# What kind of fish is this?



## dock59 (Mar 12, 2010)




----------



## navarchus (Jan 26, 2010)

Don't hold me to this. As far as I know, that is a deep water fish. It is related to the shark and ray family. Meaning it has cartilaginous bone structure


----------



## TheOldSalt (Jan 28, 2005)

Gadzooks!
Where did you find this?
DID you find this, or are these just pics you found somewhere online?

It sure looks like a shark at first, but it has bony rays in it's fins. Not a shark. 
A weird benthic fish from the briny deep? Very likely. They discover two or three new ones every week or so.
It might be a very very young fish of some more recognizable species.
This bugs me. Part of my brain is positively screaming "dude, you know this one!" but I can't place it.


----------



## jrdeitner (Feb 7, 2010)

looks like a long finned eel. possibly the new zealand long finned eel?


----------



## Guest (Mar 13, 2010)

exactly TOS. i have seen this somewhere else before. think it was on TV on Discovery about some deep sea expidition..........


----------



## TheOldSalt (Jan 28, 2005)

That dorsal fin over it's head makes me think "not an eel."

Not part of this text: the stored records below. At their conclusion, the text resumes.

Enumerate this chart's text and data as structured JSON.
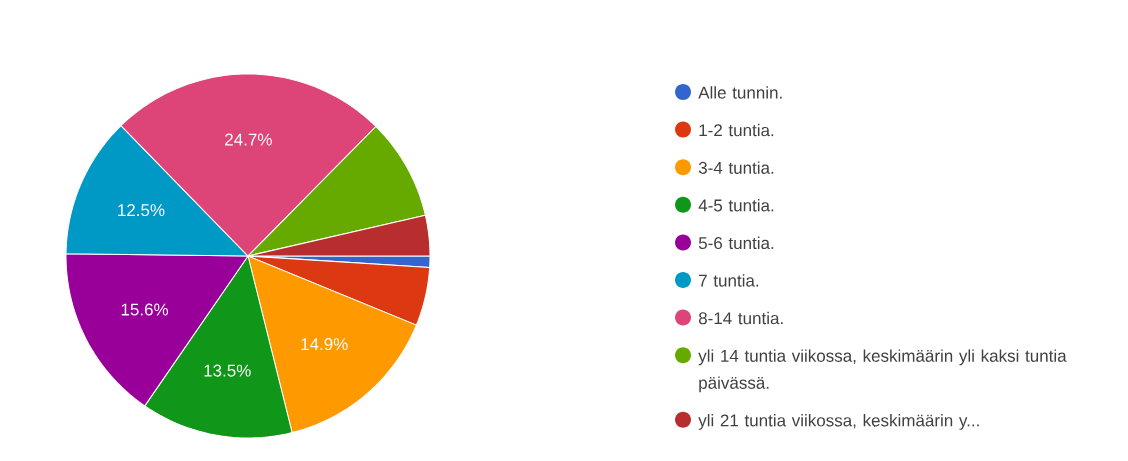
{
  "chart_data": {
    "type": "pie",
    "categories": [
      "Alle tunnin.",
      "1-2 tuntia.",
      "3-4 tuntia.",
      "4-5 tuntia.",
      "5-6 tuntia.",
      "7 tuntia.",
      "8-14 tuntia.",
      "yli 14 tuntia viikossa, keskimäärin yli kaksi tuntia päivässä.",
      "yli 21 tuntia viikossa, keskimäärin y..."
    ],
    "values": [
      1.0,
      5.2,
      14.9,
      13.5,
      15.6,
      12.5,
      24.7,
      9.0,
      3.6
    ],
    "colors": [
      "#3366cc",
      "#dc3912",
      "#ff9900",
      "#109618",
      "#990099",
      "#0099c6",
      "#dd4477",
      "#66aa00",
      "#b82e2e"
    ],
    "value_labels": [
      null,
      null,
      "14.9%",
      "13.5%",
      "15.6%",
      "12.5%",
      "24.7%",
      null,
      null
    ],
    "legend": "right"
  }
}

I'm really leaning toward it being a juvenile.. of whatever it is.


----------



## redpaulhus (Jan 18, 2005)

Looks like a chimera to me - maybe something in the _Hydrolagus_ genus ?
http://www.fishbase.org/NomenClatur...ntains&crit2_value=&group=summary&backstep=-2


----------



## jrdeitner (Feb 7, 2010)

i didnt see the fin over its head at first, i thought it was just part of the swimming fin. but then again it could be an eel, they are a very diverse fish.


----------



## TheOldSalt (Jan 28, 2005)

Yes! I'm with Red. A juvenile ratfish is my guess.


----------